Marketing Lies That Need to Die No.5 - Low Price + Service Charges Does NOT Equal Low Price

Image from Marketoonist, of course.
The other day I went to buy tickets to see one of my favourite bands. The tickets were $70 each.
My girlfriend and I didn't think this was bad for the size of band and venue, so we went online to buy them.

We selected standing, and went through to the second option, which was 'Ticket selection'. There were two options: 1. Let them send you a mobile ticket - Cost $9.80 per ticket. 2. Collect at the door - Cost $9.80.

Well I'm not quite sure how either of those cost $9.80, but we clicked on mobile tickets and went to the next stage.

There we entered our details and clicked to the total, whereby another $9.80 'service charge' was added. So our $140 tickets ended up totaling basically $170, and that was without using Credit Card, which would have invoked ANOTHER charge.

You know what we did? We cancelled and ended up not going, the extra charges were sufficient to reshape our perception of the gig cost.

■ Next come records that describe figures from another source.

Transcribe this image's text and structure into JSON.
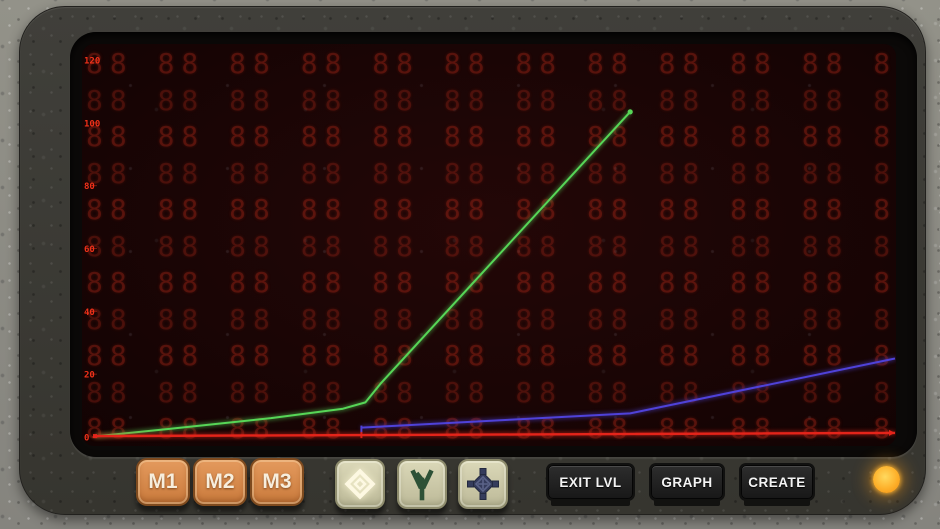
{
  "device": {
    "name": "handheld-graph-console"
  },
  "chart_data": {
    "type": "line",
    "title": "",
    "xlabel": "",
    "ylabel": "",
    "ylim": [
      0,
      120
    ],
    "y_ticks": [
      0,
      20,
      40,
      60,
      80,
      100,
      120
    ],
    "x_tick_labels_visible": false,
    "grid": "seven-segment-8-pattern",
    "legend_position": "none",
    "background_glyph": "8",
    "axis_label_color": "#f03119",
    "series": [
      {
        "name": "green-line",
        "color": "#57d657",
        "stroke_width": 2,
        "end_marker": "dot",
        "points": [
          [
            0.0,
            0.2
          ],
          [
            0.09,
            2.5
          ],
          [
            0.22,
            6.0
          ],
          [
            0.31,
            9.0
          ],
          [
            0.338,
            11.0
          ],
          [
            0.357,
            17.0
          ],
          [
            0.669,
            103.5
          ]
        ]
      },
      {
        "name": "blue-line",
        "color": "#4f42d9",
        "stroke_width": 2,
        "start_marker": "tick",
        "points": [
          [
            0.333,
            3.0
          ],
          [
            0.669,
            7.5
          ],
          [
            1.0,
            25.0
          ]
        ]
      },
      {
        "name": "red-line",
        "color": "#e4241a",
        "stroke_width": 2.4,
        "start_marker": "square",
        "end_marker": "arrow",
        "mid_markers": [
          0.333
        ],
        "points": [
          [
            0.0,
            0.3
          ],
          [
            0.333,
            0.6
          ],
          [
            1.0,
            1.3
          ]
        ]
      }
    ]
  },
  "buttons": {
    "memory": [
      {
        "label": "M1"
      },
      {
        "label": "M2"
      },
      {
        "label": "M3"
      }
    ],
    "icons": [
      {
        "name": "diamond-outline-icon",
        "color": "#fdf8e2",
        "state": "glowing"
      },
      {
        "name": "trident-icon",
        "color": "#2d5136",
        "state": "normal"
      },
      {
        "name": "gem-diamond-icon",
        "color": "#353c5c",
        "state": "normal"
      }
    ],
    "actions": [
      {
        "label": "EXIT LVL"
      },
      {
        "label": "GRAPH"
      },
      {
        "label": "CREATE"
      }
    ]
  },
  "indicator": {
    "name": "power-led",
    "color": "#fdb02a",
    "state": "on"
  }
}
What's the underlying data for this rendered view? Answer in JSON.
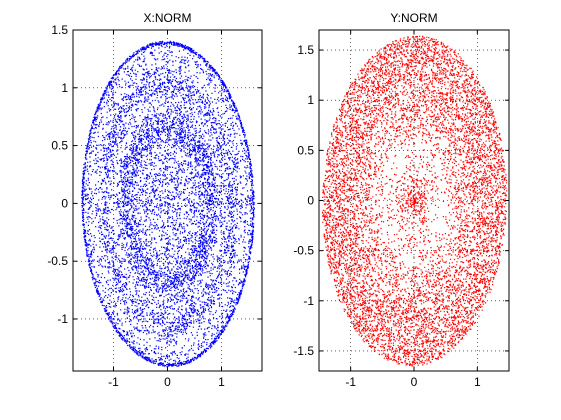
{
  "chart_data": [
    {
      "type": "scatter",
      "title": "X:NORM",
      "xlim": [
        -1.75,
        1.75
      ],
      "ylim": [
        -1.45,
        1.5
      ],
      "xticks": [
        -1,
        0,
        1
      ],
      "yticks": [
        -1,
        -0.5,
        0,
        0.5,
        1,
        1.5
      ],
      "grid": true,
      "marker": "dot",
      "color": "#0000ff",
      "shape": {
        "form": "elliptical rings",
        "center": [
          0,
          0
        ],
        "semi_axis_x": 1.65,
        "semi_axis_y": 1.45,
        "tilt_deg": -6,
        "ring_radii": [
          0.5,
          0.75,
          1.0
        ],
        "approx_points": 9000
      }
    },
    {
      "type": "scatter",
      "title": "Y:NORM",
      "xlim": [
        -1.5,
        1.5
      ],
      "ylim": [
        -1.7,
        1.7
      ],
      "xticks": [
        -1,
        0,
        1
      ],
      "yticks": [
        -1.5,
        -1,
        -0.5,
        0,
        0.5,
        1,
        1.5
      ],
      "grid": true,
      "marker": "dot",
      "color": "#ff0000",
      "shape": {
        "form": "elliptical band",
        "center": [
          0,
          0
        ],
        "semi_axis_x": 1.5,
        "semi_axis_y": 1.7,
        "tilt_deg": -6,
        "inner_hole_radius": 0.3,
        "approx_points": 9000
      }
    }
  ]
}
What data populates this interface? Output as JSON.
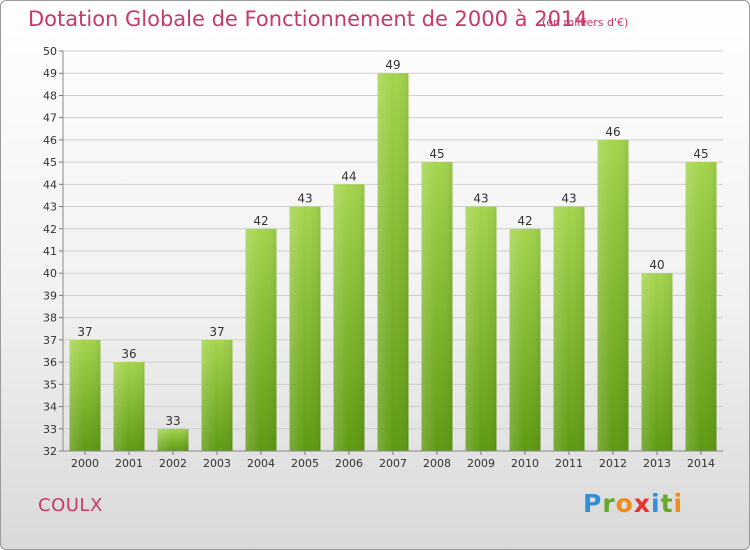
{
  "title": "Dotation Globale de Fonctionnement de 2000 à 2014",
  "unit_note": "(en milliers d'€)",
  "commune": "COULX",
  "logo": {
    "letters": [
      "P",
      "r",
      "o",
      "x",
      "i",
      "t",
      "i"
    ],
    "colors": [
      "#2f8fd8",
      "#6aa829",
      "#f08a1c",
      "#e8322c",
      "#2f8fd8",
      "#6aa829",
      "#f08a1c"
    ]
  },
  "colors": {
    "text_accent": "#c8386a",
    "bar_top": "#a4d44c",
    "bar_bottom": "#5e9a12",
    "grid": "#cfcfcf"
  },
  "chart_data": {
    "type": "bar",
    "title": "Dotation Globale de Fonctionnement de 2000 à 2014",
    "ylabel": "(en milliers d'€)",
    "categories": [
      "2000",
      "2001",
      "2002",
      "2003",
      "2004",
      "2005",
      "2006",
      "2007",
      "2008",
      "2009",
      "2010",
      "2011",
      "2012",
      "2013",
      "2014"
    ],
    "values": [
      37,
      36,
      33,
      37,
      42,
      43,
      44,
      49,
      45,
      43,
      42,
      43,
      46,
      40,
      45
    ],
    "ylim": [
      32,
      50
    ],
    "yticks": [
      32,
      33,
      34,
      35,
      36,
      37,
      38,
      39,
      40,
      41,
      42,
      43,
      44,
      45,
      46,
      47,
      48,
      49,
      50
    ],
    "grid": true,
    "legend": "none"
  }
}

Now I understand service companies have to make money, but given EVERY ticket company adds these charges, is it not better for everyone to show ticket prices including ALL charges?

Showing us artificially low prices just ends up creating grumpy customers in the short term, and puts people off attending events in the long term.

Would you go to the supermarket and be happy with Bananas costing $1.99, then getting to the counter and having a 'Delivery' charge and 'Customer Service' charge added on? Mind you, supermarkets do usually do the 'Buy one for $5 get one free' when the cost the week before was $3.50.

The desire to show low prices ends up hurting everybody in the end. Customers have an initial
bargain rush followed by an immense feeling of being treated like shit, and business lose both long term custom and profitability in a race to the bottom advertised price. My old agency tried to get one airline in the UK (a market whose service charges are particularly hated) to change their practices, and did a good job shifting them the right way until they got merged.

There's also the annoying 'permanent special offer' messaging, but I'll come to that another day...

This has happened in so many industries, but still companies are so addicted to low price at the expense of all long term sense. They know that people have a behavioural reaction to low prices, but they don't see the logic and impacts for the long term.

I've seen it first hand with FMCG brands resorting to 95% sales on discount because they are so frightened of having unit sales numbers drop... they then ask what they can do to improve their brand perceptions. Indeed I saw one brand who helped turned the entire category into a stream of constant discounts. This problem has also creeped it's way through to the world of gaming, where 'Free*' games dominate mobile downloads to such an extent that a whole generation of kids are growing thinking that all games are deliberately rigged to induce payments.

However. People aren't completely stupid, and we no longer live in an age where you could get away with only a little bit of shared frustration. Eventually these shitty business practices must come to an end... either that or someone else will come and reinvent your market like Uber or DollarShaveClub did with shoddy taxi company service and expensive blade replacements.